Good scientific practice
Having a good academic working style means preparing and publicly presenting your findings and newly acquired knowledge in a well-structured manner. This process must be transparent and understandable.
What, however, does “good” mean in the context of scientific practice? The German Research Foundation (DFG) examined this question in great detail in 1997 following a striking case of scientific misconduct. It then formulated the principles of good scientific practice in the form of binding written rules. These rules outline the fundamentals of correct scientific conduct and provide you with a summary of the most important guidelines for writing your research work or supervising young researchers.
The fundamentals of good scientific practice are based on values such as honesty, openness, and transparency. Compliance with these rules is essential for conducting your research project correctly and arriving at results that are acceptable to the scientific community.

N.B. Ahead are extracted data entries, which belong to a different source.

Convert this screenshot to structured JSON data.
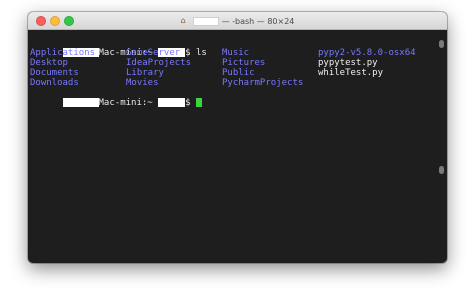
{
  "window": {
    "title_suffix": "— -bash — 80×24"
  },
  "prompt1": {
    "host_suffix": "Mac-mini:~",
    "user_suffix": "$",
    "command": "ls"
  },
  "listing": {
    "rows": [
      [
        {
          "name": "Applications",
          "kind": "dir"
        },
        {
          "name": "GameServer",
          "kind": "dir"
        },
        {
          "name": "Music",
          "kind": "dir"
        },
        {
          "name": "pypy2-v5.8.0-osx64",
          "kind": "dir"
        }
      ],
      [
        {
          "name": "Desktop",
          "kind": "dir"
        },
        {
          "name": "IdeaProjects",
          "kind": "dir"
        },
        {
          "name": "Pictures",
          "kind": "dir"
        },
        {
          "name": "pypytest.py",
          "kind": "file"
        }
      ],
      [
        {
          "name": "Documents",
          "kind": "dir"
        },
        {
          "name": "Library",
          "kind": "dir"
        },
        {
          "name": "Public",
          "kind": "dir"
        },
        {
          "name": "whileTest.py",
          "kind": "file"
        }
      ],
      [
        {
          "name": "Downloads",
          "kind": "dir"
        },
        {
          "name": "Movies",
          "kind": "dir"
        },
        {
          "name": "PycharmProjects",
          "kind": "dir"
        },
        null
      ]
    ]
  },
  "prompt2": {
    "host_suffix": "Mac-mini:~",
    "user_suffix": "$"
  },
  "colors": {
    "directory": "#7878ff",
    "file": "#f0f0f0",
    "cursor": "#3cd33c",
    "background": "#1e1e1e"
  }
}
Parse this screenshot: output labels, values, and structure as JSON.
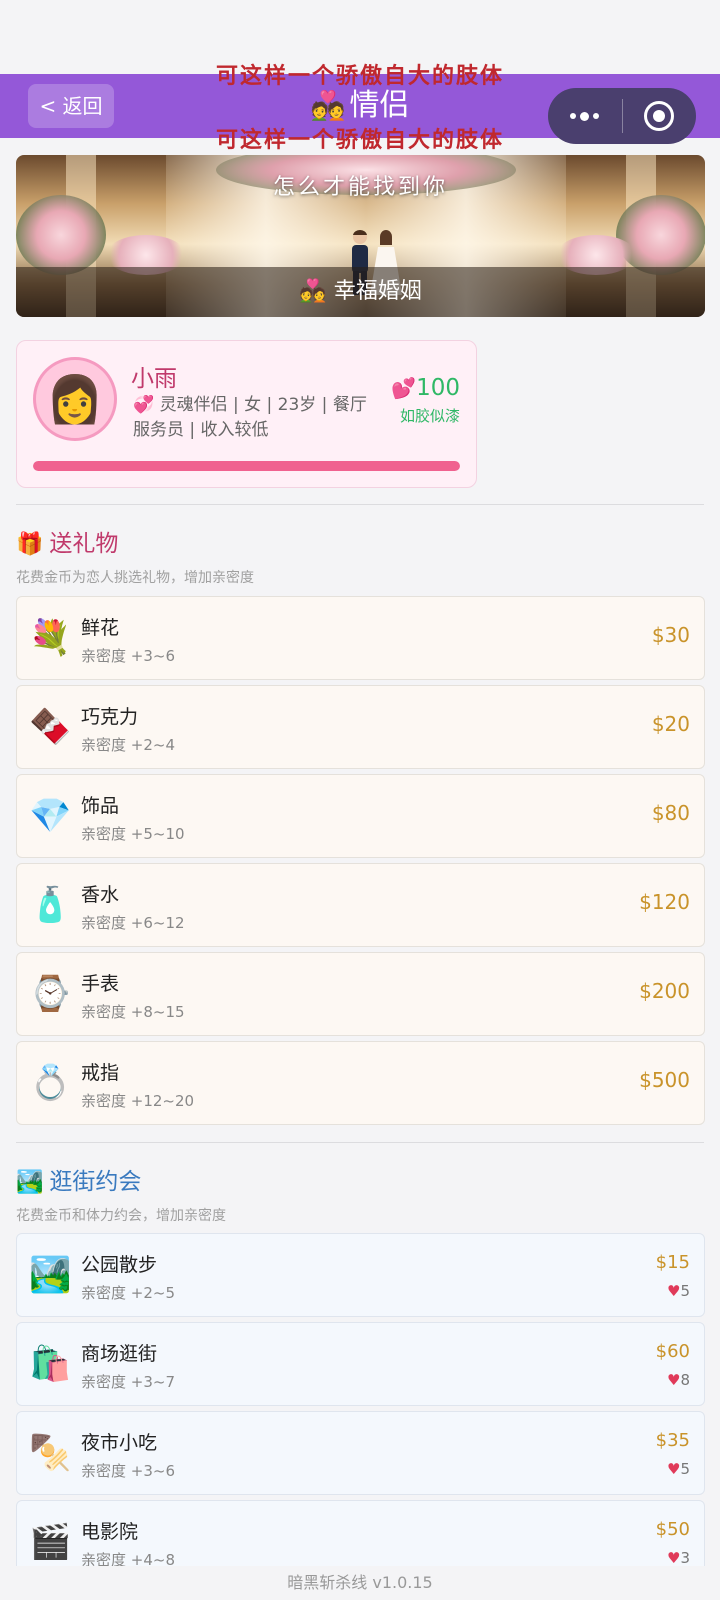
{
  "nav": {
    "back_label": "< 返回",
    "title_emoji": "💑",
    "title": "情侣",
    "capsule_more_icon": "more-dots-icon",
    "capsule_close_icon": "target-icon"
  },
  "overlay": {
    "line1": "可这样一个骄傲自大的肢体",
    "line2": "可这样一个骄傲自大的肢体"
  },
  "banner": {
    "script_text": "怎么才能找到你",
    "caption_emoji": "💑",
    "caption": "幸福婚姻"
  },
  "partner": {
    "avatar_emoji": "👩",
    "name": "小雨",
    "info_emoji": "💞",
    "info": "灵魂伴侣 | 女 | 23岁 | 餐厅服务员 | 收入较低",
    "affection_emoji": "💕",
    "affection": "100",
    "affection_level": "如胶似漆",
    "affection_progress": 1.0
  },
  "gifts": {
    "icon": "🎁",
    "title": "送礼物",
    "subtitle": "花费金币为恋人挑选礼物，增加亲密度",
    "items": [
      {
        "icon": "💐",
        "name": "鲜花",
        "desc": "亲密度 +3~6",
        "price": "$30"
      },
      {
        "icon": "🍫",
        "name": "巧克力",
        "desc": "亲密度 +2~4",
        "price": "$20"
      },
      {
        "icon": "💎",
        "name": "饰品",
        "desc": "亲密度 +5~10",
        "price": "$80"
      },
      {
        "icon": "🧴",
        "name": "香水",
        "desc": "亲密度 +6~12",
        "price": "$120"
      },
      {
        "icon": "⌚",
        "name": "手表",
        "desc": "亲密度 +8~15",
        "price": "$200"
      },
      {
        "icon": "💍",
        "name": "戒指",
        "desc": "亲密度 +12~20",
        "price": "$500"
      }
    ]
  },
  "dates": {
    "icon": "🏞️",
    "title": "逛街约会",
    "subtitle": "花费金币和体力约会，增加亲密度",
    "items": [
      {
        "icon": "🏞️",
        "name": "公园散步",
        "desc": "亲密度 +2~5",
        "price": "$15",
        "stamina_icon": "♥",
        "stamina": "5"
      },
      {
        "icon": "🛍️",
        "name": "商场逛街",
        "desc": "亲密度 +3~7",
        "price": "$60",
        "stamina_icon": "♥",
        "stamina": "8"
      },
      {
        "icon": "🍢",
        "name": "夜市小吃",
        "desc": "亲密度 +3~6",
        "price": "$35",
        "stamina_icon": "♥",
        "stamina": "5"
      },
      {
        "icon": "🎬",
        "name": "电影院",
        "desc": "亲密度 +4~8",
        "price": "$50",
        "stamina_icon": "♥",
        "stamina": "3"
      }
    ]
  },
  "footer": {
    "version": "暗黑斩杀线 v1.0.15"
  },
  "colors": {
    "nav_bg": "#9458d8",
    "accent_pink": "#f0628f",
    "price_gold": "#c9932a",
    "affection_green": "#2fb866",
    "section_gift": "#c0396b",
    "section_date": "#3a7abf"
  }
}
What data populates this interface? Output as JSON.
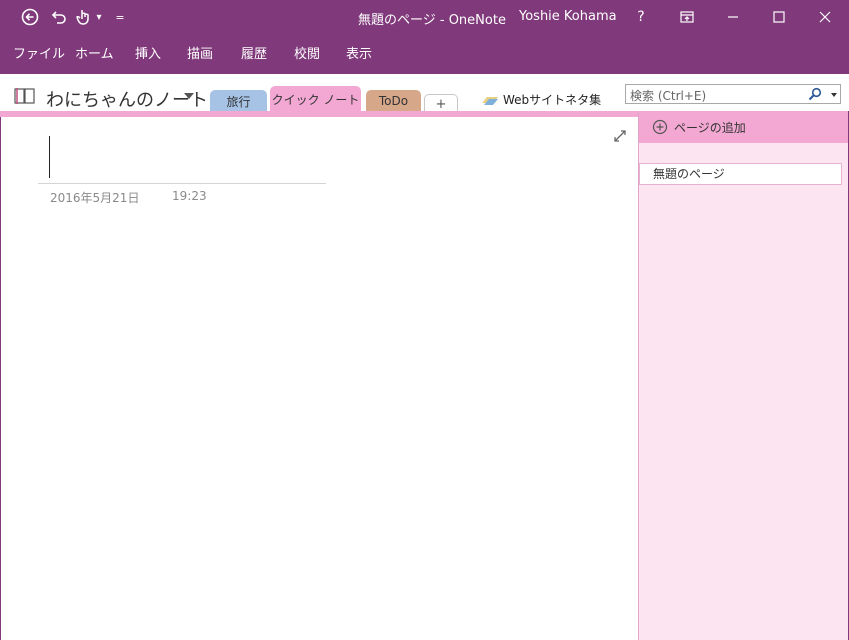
{
  "window": {
    "title": "無題のページ - OneNote",
    "user": "Yoshie Kohama",
    "help_label": "?",
    "colors": {
      "brand": "#80397b",
      "section_active": "#f2a8d2",
      "pane_bg": "#fce4f1"
    }
  },
  "quick_access": {
    "back_icon": "back-arrow-icon",
    "undo_icon": "undo-icon",
    "touch_icon": "touch-mode-icon",
    "dropdown_glyph": "▾",
    "customize_glyph": "="
  },
  "ribbon": {
    "tabs": [
      "ファイル",
      "ホーム",
      "挿入",
      "描画",
      "履歴",
      "校閲",
      "表示"
    ]
  },
  "notebook": {
    "name": "わにちゃんのノート"
  },
  "sections": [
    {
      "label": "旅行",
      "color": "#a6c3e6"
    },
    {
      "label": "クイック ノート",
      "color": "#f2a8d2"
    },
    {
      "label": "ToDo",
      "color": "#d7a78a"
    },
    {
      "label": "+",
      "color": "#ffffff"
    }
  ],
  "web_link": {
    "label": "Webサイトネタ集"
  },
  "search": {
    "placeholder": "検索 (Ctrl+E)"
  },
  "page": {
    "date": "2016年5月21日",
    "time": "19:23"
  },
  "pages_pane": {
    "add_page_label": "ページの追加",
    "items": [
      "無題のページ"
    ]
  }
}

Good scientific practice governs:
- How to handle data, sources, and material correctly as well as how to address storage issues.
- How to gather data in an understandable and transparent manner and document it effectively.
- How to correctly handle the intellectual property of others and your own preliminary work.
- How to handle your own authorship and, if applicable, the authorship of your staff in joint publications.
- How to engage in scientific cooperation in working groups and research projects.
- Your rights and obligations as a student under supervision and as a supervisor.
We would like to help you become familiar with the standards of good scientific practice at the higher education institutions in Hamburg before you embark on your academic career.
Tips and recommendations: academic work and AI
The pages of the project Digital and Data Literacy in Teaching Lab (DDLitLab) at the University of Hamburg offer important information on generative AI in studies and teaching. They provide information on possible applications and limitations, give practical tips on tools and show what research is being conducted in the field of AI at the University of Hamburg. The information is complemented by interesting interviews and materials that enable a safe and well-informed approach to AI.